Отправленный на поверхность разведчик вернулся через пятнадцать минут и сказал, что на поверхности всё так же, как и было.
– Как думаете, это действительно динамит? – спросила Петси, когда мы пришли к своей машине, найденной в целости и невредимости.
Я взглянула на восток, туда, где бахнуло. Дыма видно не было; впрочем, в темноте я и не могла бы его разглядеть; огня же не было точно.
– На кой кому-то нужно взрывать динамит на пустом месте? – резонно ответил Ронни. Это было где-то за оврагом. Пригороды там уже кончаются.
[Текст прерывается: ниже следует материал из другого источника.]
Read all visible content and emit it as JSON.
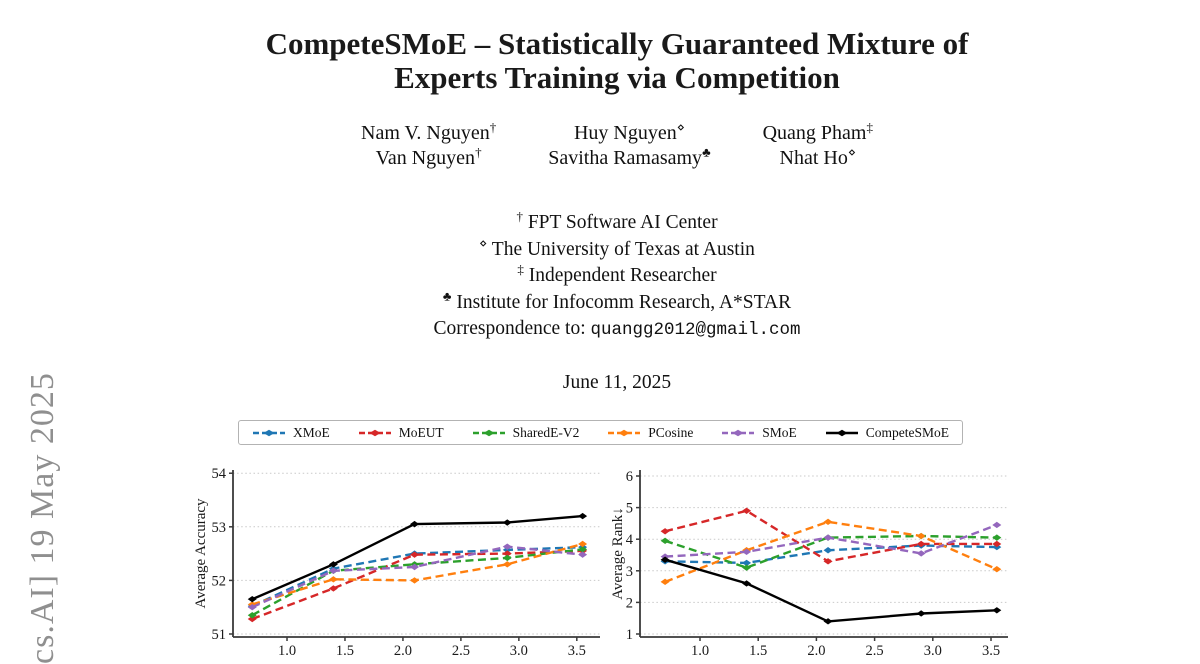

Я подумала, что хорошо, что взорвалось на востоке, а не на западе. На запад от нас находится центр города, где все главные гостиницы. Катастрофа на окраине, за пригородом или даже на краю дальнего пригорода означает, что никакой заезжий рок-н-рольщик точно не пострадал. Направлению в сторону нашего дома место взрыва тоже не соответствовало. Так что можно было, кажется, расслабиться.
– А что, – сказал брат, сев в машину – может, съездим, посмотрим, чего там случилось?
– Уроки, – ответила Петси. – Уроки, уроки, уроки.
– Да и настроения уж нет, – сказала Пенси. – Я устала и хочется плакать.
– И мать ждёт, – закончил Ронни. – По-любому закатит скандал, что так поздно вернулся.
– Ладно, значит, в газетах прочтем, – решил Джон.
Моего мнения как-то не спросили, да я особо и не старалась его сформулировать. О пережитом хотелось скорее забыть. Кроме того, возвращаться домой слишком поздно действительно не следовало, чтобы не отбить желание у родителей отпустить меня и на завтрашний концерт тоже.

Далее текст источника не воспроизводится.